9. When the provisions reproduced above are interpreted in the light of judgment of Sindh High Court and Appellate Tribunal reported as 2000 PTD 359 and 79 Tax 115 respectively it follows that total income is to be computed which may include exempt income. Similarly, if the exempt income is positive or negative the same is to be computed. However, while computing the exempt income/loss the Assessing Officer cannot probe. the trading result as per principle laid down by the High Court and if he is satisfied that the exempt income or loss declared is from the exempt source then he has to accept the declared version of exempt income/loss subject to statutory additions including that of tax depreciation. If there is no other income then the declared exempt income/loss would be computed as total income. In case there is other income which is taxable then the same is to be included in the positive exempt income and total income from exempt and non-exempt sources is to be computed however tax is to be charged on taxable income only. However, in case there is taxable income from other sources and there is business loss of exempt income then as per provisions of section 34 of the Income Tax Ordinance, 1979 the taxable income is to be set off against exempt-(loss) separately the taxable income from other sources. Similarly, the CIT(A) was not justified to remand the case back to the Assessing Officer in view of the aforesaid express provisions of law and the judgments of the High Court as well as of the Income Tax Appellate Tribunal which stood reported before the decision of the first appellate authority. In the light of aforesaid discussion both the appeals are accepted and the orders of the authorities below are vacated. The Assessing Officer is directed to accept the declared exempt income/loss in both the years and to set off the taxable income from other sources against loss of exempt income as has been envisaged under section 34 of the repealed Ordinance. The ground pertaining to claim of exemption of other income is not being adjudicated as the same has not been pressed by the AR.

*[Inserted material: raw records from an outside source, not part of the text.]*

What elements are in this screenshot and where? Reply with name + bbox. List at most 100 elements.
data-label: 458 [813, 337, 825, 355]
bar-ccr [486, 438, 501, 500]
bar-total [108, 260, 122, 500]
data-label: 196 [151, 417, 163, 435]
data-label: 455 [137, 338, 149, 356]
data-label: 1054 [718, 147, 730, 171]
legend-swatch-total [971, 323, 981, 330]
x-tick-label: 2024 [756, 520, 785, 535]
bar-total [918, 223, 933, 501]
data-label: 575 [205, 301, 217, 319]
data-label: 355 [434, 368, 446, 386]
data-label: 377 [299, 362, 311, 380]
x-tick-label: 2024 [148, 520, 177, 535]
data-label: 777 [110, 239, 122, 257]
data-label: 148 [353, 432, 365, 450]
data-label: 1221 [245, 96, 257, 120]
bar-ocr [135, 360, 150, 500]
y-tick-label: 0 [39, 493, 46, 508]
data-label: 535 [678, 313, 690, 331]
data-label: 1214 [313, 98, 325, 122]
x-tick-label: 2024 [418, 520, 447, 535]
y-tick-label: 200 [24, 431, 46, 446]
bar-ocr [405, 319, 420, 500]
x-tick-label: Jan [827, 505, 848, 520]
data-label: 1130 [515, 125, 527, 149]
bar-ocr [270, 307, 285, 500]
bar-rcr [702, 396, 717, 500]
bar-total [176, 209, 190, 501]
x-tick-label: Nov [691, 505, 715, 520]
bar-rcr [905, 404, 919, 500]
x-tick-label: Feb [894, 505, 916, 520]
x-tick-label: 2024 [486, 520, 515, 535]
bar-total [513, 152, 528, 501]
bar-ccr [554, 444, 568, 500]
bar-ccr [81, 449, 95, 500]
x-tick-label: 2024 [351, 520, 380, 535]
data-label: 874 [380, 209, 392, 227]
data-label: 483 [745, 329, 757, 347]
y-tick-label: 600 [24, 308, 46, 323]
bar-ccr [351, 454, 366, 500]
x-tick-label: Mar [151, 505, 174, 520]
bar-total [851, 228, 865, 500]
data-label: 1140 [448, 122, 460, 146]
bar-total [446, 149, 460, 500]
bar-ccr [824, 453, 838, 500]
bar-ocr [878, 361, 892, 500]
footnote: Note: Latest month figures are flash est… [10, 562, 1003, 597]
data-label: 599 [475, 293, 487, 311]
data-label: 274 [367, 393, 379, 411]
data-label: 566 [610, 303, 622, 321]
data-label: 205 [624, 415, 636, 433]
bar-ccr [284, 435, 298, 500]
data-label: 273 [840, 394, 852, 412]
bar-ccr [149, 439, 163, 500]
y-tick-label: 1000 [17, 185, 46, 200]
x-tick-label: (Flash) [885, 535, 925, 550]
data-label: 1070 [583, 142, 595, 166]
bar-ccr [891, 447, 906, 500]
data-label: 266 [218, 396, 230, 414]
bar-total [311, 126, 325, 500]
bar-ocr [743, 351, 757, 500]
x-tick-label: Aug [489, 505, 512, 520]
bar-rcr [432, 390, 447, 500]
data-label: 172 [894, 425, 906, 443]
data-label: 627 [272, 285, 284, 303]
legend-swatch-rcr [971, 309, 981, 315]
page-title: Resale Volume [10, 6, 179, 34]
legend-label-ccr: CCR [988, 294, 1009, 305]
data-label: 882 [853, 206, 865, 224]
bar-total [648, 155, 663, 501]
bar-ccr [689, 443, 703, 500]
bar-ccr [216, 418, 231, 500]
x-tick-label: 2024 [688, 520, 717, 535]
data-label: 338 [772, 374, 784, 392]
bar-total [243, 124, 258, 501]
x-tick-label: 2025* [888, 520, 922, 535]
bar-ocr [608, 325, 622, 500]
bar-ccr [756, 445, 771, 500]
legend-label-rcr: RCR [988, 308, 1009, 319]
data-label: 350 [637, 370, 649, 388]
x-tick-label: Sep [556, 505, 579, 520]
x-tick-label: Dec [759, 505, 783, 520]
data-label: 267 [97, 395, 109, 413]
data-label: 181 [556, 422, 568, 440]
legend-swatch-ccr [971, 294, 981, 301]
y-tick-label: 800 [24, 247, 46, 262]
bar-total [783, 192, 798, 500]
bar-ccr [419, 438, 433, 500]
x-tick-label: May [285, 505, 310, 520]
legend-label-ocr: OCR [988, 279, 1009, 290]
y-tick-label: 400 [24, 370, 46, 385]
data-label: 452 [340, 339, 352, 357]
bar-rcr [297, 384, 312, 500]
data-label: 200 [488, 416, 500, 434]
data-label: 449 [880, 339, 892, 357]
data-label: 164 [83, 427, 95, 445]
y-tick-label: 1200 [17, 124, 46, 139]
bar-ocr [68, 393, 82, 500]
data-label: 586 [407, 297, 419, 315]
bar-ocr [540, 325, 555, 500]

I.T.As. Nos. 2457 and 2456/LB of 2004: (Assessment Years 1997-98 and 1998-99)
10. The background of these appeals are that when in the first round the learned first appellate authority remanded the case back to the Assessing Officer he made fresh assessments under sections 62/132 which were again contested before the CIT(A). In second round these appeals were dismissed on point of limitation. Against which the appellant company has filed second appeal before this Tribunal. In view of discussion and decision in respect of earlier round of litigation in I.T.As. Nos.762 and 763/LB of 2002 these appeals have become infructuous.
11. All the four appeals filed by the assessee are disposed off in the manner discussed above.
C.M.A./506/Tax(Trib.)???????????????????????????????????????????????????????????? Order accordingly.